A temporary halt to a research study is a stoppage (suspension) which was not envisaged in the approved protocol and where there is an intention to resume the study. A study maybe halted (suspended) for various reasons such as, on the recommendation of the IDMC (i.e further to review of new safety information), as an USM, further to a serious breach, due to IMP supply issues or where recruitment has to be halted for other reasons. A temporary halt applies when the suspension is imposed on all sites; suspension of the study at a single site due to logistical reasons is not considered a temporary halt (unless the study is a single-site study).
The decision on whether a temporary halt should be imposed on a study sponsored by a Noclor partner will ultimately be Noclor’s decision (and the decision-making process should be evidenced on file).
- Notifying a Temporary Halt
For clinical trials, where it has been agreed between the Chief Investigator and Noclor that a temporary halt should be imposed on the study this should be notified to REC (and MHRA for CTIMPs) as a substantial amendment within 15 days of the decision being taken to halt the trial, according to the Noclor amendment procedures.
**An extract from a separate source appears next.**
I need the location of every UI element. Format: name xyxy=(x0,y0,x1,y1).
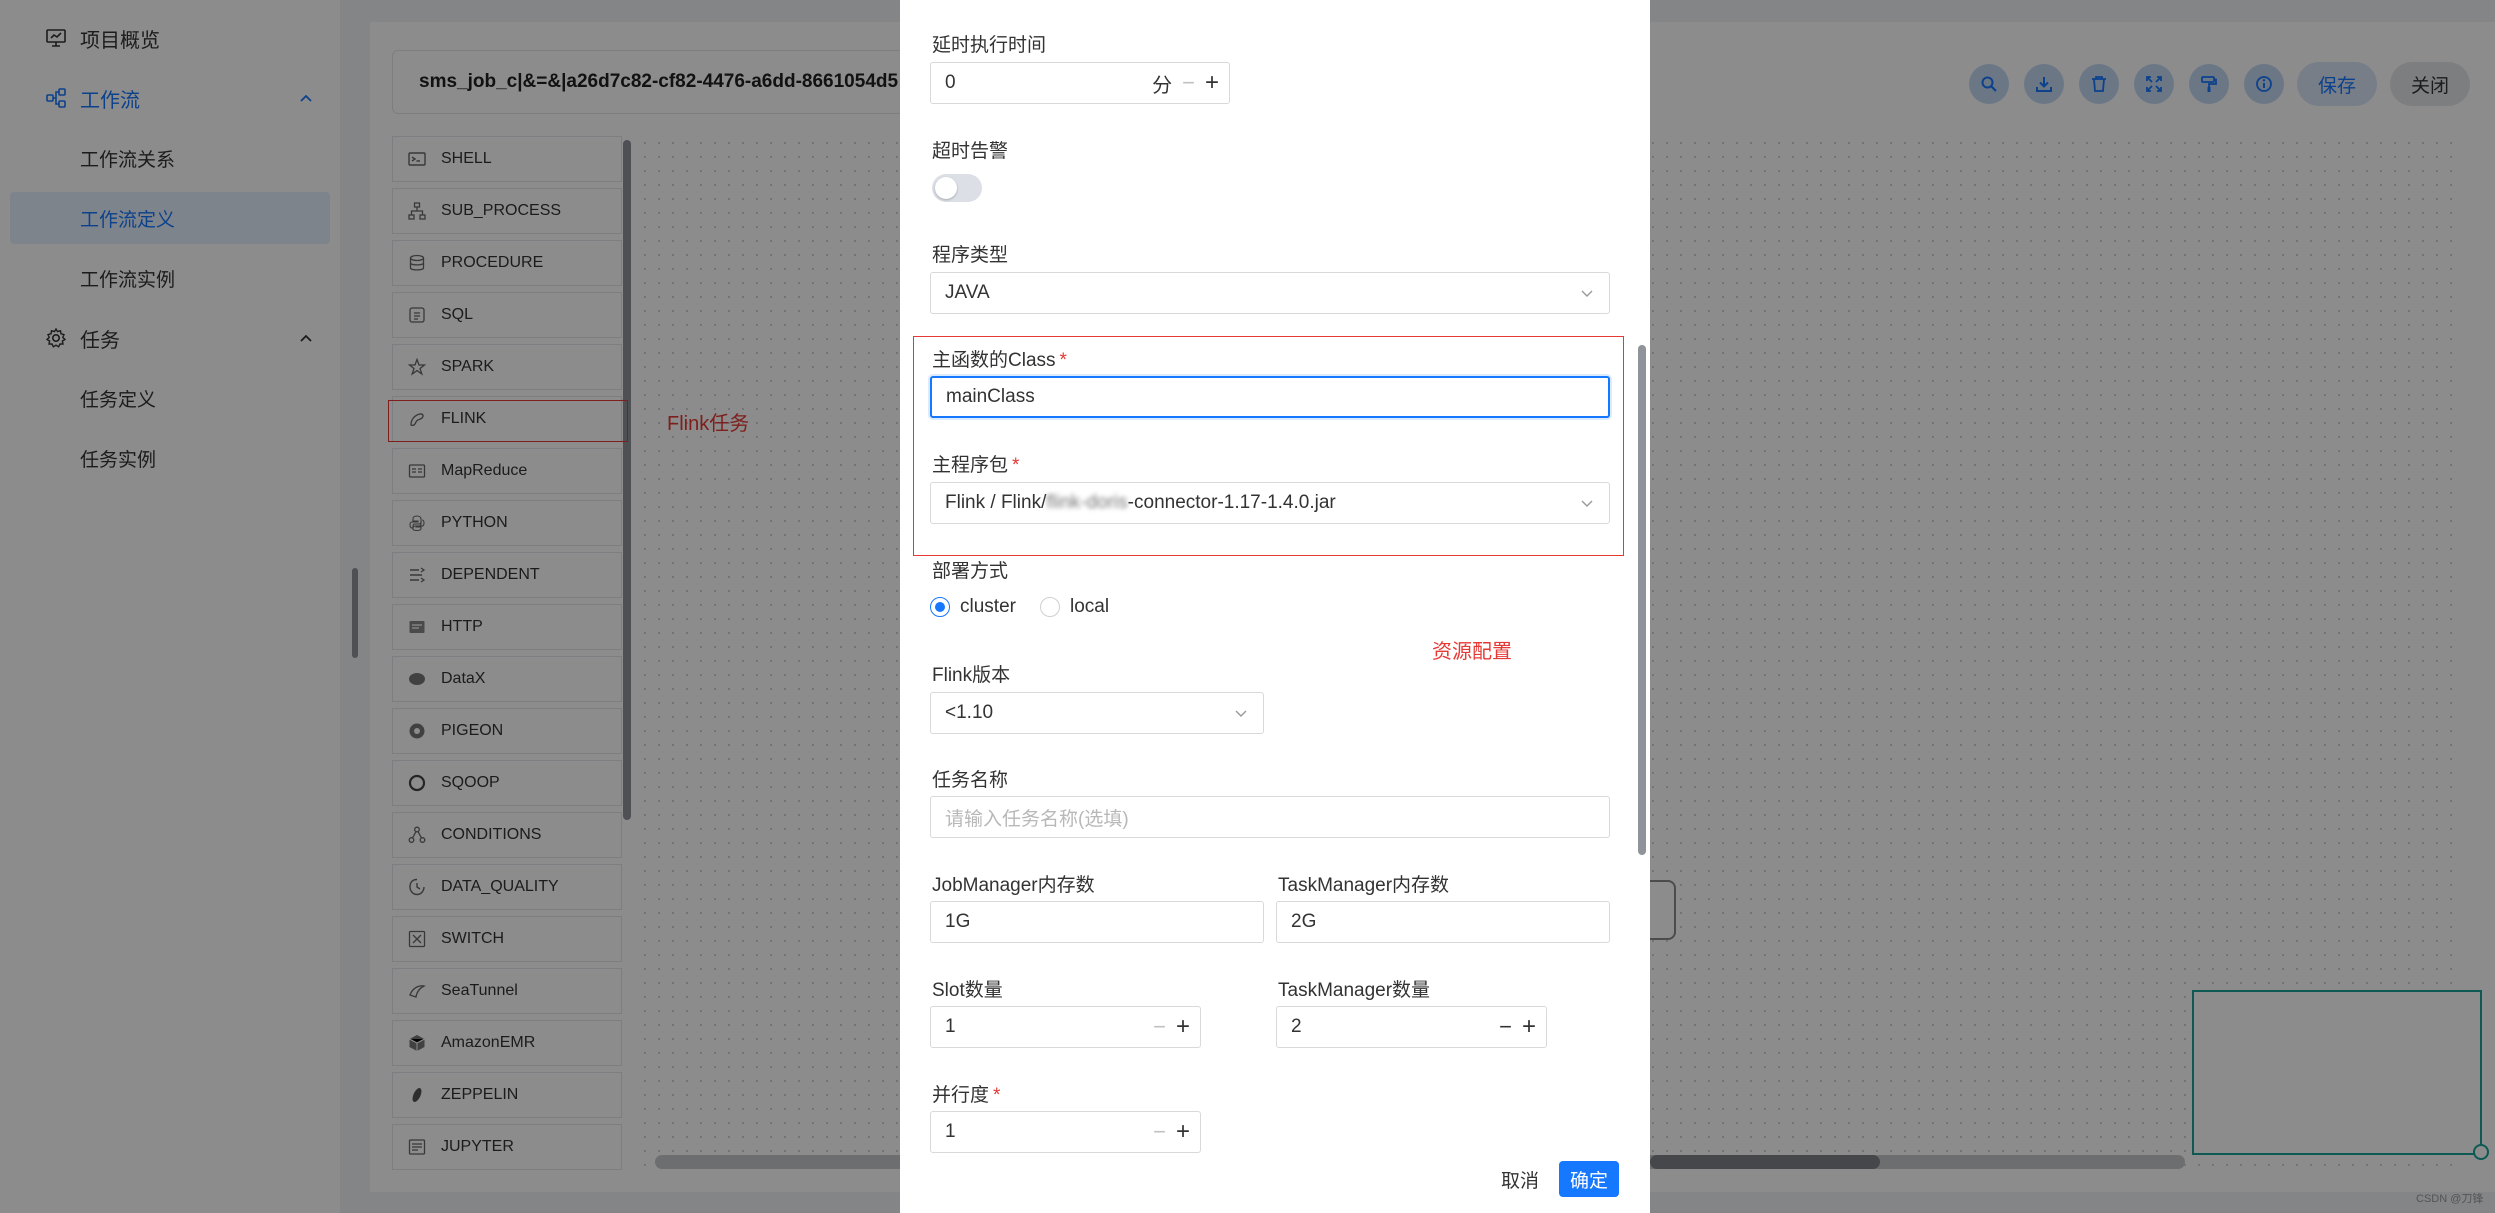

The Chief Investigator is responsible for notifying the local investigators/sites and any other relevant parties (such as funder) of the temporary halt. Local Investigators should be provided clear instructions as to:
- why the temporary halt has been imposed
- when the halt is to be effective from
- what the temporary halt means (is it just suspension to new recruitment or are patients on trial being suspended from treatment)
- what and how to communicate with enrolled participants and any other instructions as relevant
The Chief Investigator should request confirmation of receipt from Principal Investigator at sites that they have understood the instruction for the temporary halt (Noclor may request this confirmation evidence).
All information pertaining to a temporary halt should be retained in the Study/Trial Master File (S/TMF) and at site in the Investigator Site File (ISF).
- Re-start after a Temporary Halt
To re-start a study after a temporary halt requires a ‘re-start’ substantial amendment being submitted and approved by REC (and MHRA for CTIMPs). Other amendments to the protocol or supporting documentation may also be incorporated in the substantial amendment as required for the study to re-start (i.e a combined amendment).
The substantial amendment should be processed according to the Noclor amendment procedures.
Studies that have been on a temporary halt will require official re-activation (notice of re-activation). This re-activation notice will be issued to sites by the Noclor Sponsor Representative when the Chief Investigator has provided evidence of all required approvals/permissions (and any other information as required specific to the re-start after the temporary halt, for example, any specific instructions/re-initiation required for sites).
- When a study does not re-start
If the Chief Investigator (ultimately Noclor) decides not to recommence a study after the temporary halt, the end of study should be notified.
For Clinical Trials of Investigational Medicinal Products (CTIMPs) this would be defined as an early termination to the trial (i.e trial has ended earlier than defined in the protocol). To comply with the regulations the end of study must to be notified to the MHRA and Research Ethics Committees (REC) within 15 days of the decision being made not to re-start.